Ini kali pertama Kusno bertandang ke pedalaman ini.  Pedalaman Bengkalis.  Petualangannya bukan pengembara. Ia cari uang. Berniaga aneka pakaian yang dibawanya dalam tas besar. Celana jean, baju koko, kemeja, kaos. Bersepeda ia keliling dari kampung ke kampung. Beberapa waktu yang lalu ia sudah merambah ke pulau seberang.  Ia melompat dari satu pulau ke pulau lain dengan menumpang angkutan perahu motor. Bukan jarak yang dekat. Puluhan kilo! Lebih dari satu jam terapung menuju dermaga berikutnya. Suatu pengalaman yang belum dia rasakan.  Beda dengan masa kecilnya, yang hanya bermain  rakit bambu  di alur suanga besar belakang rumah.  Tapi kali ini beda.

Sesungguhnya, dia sendiri tak mengira, tubuh dan nyawanya bisa berkelana ke pulau-pulau pinggiran: pulau perbatasan. Pulau yang selama ini ia tahu hanya dari peta. Setiap menemukan dermaga, ia bertanya pada orang di sekitarnya: Itu perahu mau kemana?

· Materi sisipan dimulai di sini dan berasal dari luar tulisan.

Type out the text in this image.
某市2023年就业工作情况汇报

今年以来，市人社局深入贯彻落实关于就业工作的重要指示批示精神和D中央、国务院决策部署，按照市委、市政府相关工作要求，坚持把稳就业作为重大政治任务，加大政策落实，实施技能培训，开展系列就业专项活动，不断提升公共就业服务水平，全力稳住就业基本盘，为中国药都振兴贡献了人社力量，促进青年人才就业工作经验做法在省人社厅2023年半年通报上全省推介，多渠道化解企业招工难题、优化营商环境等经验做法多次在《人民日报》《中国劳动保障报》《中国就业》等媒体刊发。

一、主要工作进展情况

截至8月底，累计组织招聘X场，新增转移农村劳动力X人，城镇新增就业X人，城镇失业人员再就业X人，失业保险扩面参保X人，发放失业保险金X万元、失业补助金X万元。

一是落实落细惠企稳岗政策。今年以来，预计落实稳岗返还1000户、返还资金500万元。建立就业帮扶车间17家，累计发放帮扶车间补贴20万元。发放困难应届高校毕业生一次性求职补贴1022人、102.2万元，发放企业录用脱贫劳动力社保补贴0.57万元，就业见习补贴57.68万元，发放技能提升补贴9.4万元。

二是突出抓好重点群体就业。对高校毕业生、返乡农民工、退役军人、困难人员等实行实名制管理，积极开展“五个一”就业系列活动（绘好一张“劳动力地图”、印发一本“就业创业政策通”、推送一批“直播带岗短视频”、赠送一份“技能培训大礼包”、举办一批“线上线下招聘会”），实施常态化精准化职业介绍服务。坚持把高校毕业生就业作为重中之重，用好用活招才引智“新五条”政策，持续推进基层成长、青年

Ia tak bertanya lagi sesudah terima jawaban. Naik saja, mengikuti perjalanan di atas air. Kemudian turun di dermaga dan mencari kepala kampung untuk izin berjualan. Sekaligus, numpang menginap.

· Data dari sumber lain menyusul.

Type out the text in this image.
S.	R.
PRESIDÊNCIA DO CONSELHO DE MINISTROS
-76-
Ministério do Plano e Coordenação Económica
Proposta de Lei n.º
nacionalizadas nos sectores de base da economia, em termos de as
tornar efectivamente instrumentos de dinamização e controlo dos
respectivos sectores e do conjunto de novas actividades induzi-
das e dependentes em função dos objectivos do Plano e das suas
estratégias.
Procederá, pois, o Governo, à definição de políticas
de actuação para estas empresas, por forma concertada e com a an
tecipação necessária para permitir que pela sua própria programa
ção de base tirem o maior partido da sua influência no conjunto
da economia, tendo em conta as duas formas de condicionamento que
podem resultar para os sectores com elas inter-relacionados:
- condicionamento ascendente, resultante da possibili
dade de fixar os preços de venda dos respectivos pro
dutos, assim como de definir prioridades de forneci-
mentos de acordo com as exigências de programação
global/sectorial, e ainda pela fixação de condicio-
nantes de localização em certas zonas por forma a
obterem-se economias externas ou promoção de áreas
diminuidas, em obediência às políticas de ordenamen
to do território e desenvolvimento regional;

Sampai beberapa waktu Kusno terdiam, tiada tanda yang menunjukkan pergerakan mereka yang menghadang. Tetap menunggu. Sesekali tampak saling menengok. Sepertinya masing-masing tengah membaca pikiran pihak lain. Seperti komandan pasukan yang tengah menyiapkan strategi menghadapi musuh. Ia pikirkan kemungkinan tindakan yang dilakukan pihak musuh saat menghadapi serangan. Mencari kemungkinan yang paling mungkin.

Entah kenapa, kesenyapan pada siang hari itu bisa dipecahkan oleh Kusno. Ia angkat tangan kanannya. Melambaikan ke kiri dan kanan. Hatinya berkata,"Hai......" Terlihat dari kejauhan, orang-orang lantas saling berpandangan.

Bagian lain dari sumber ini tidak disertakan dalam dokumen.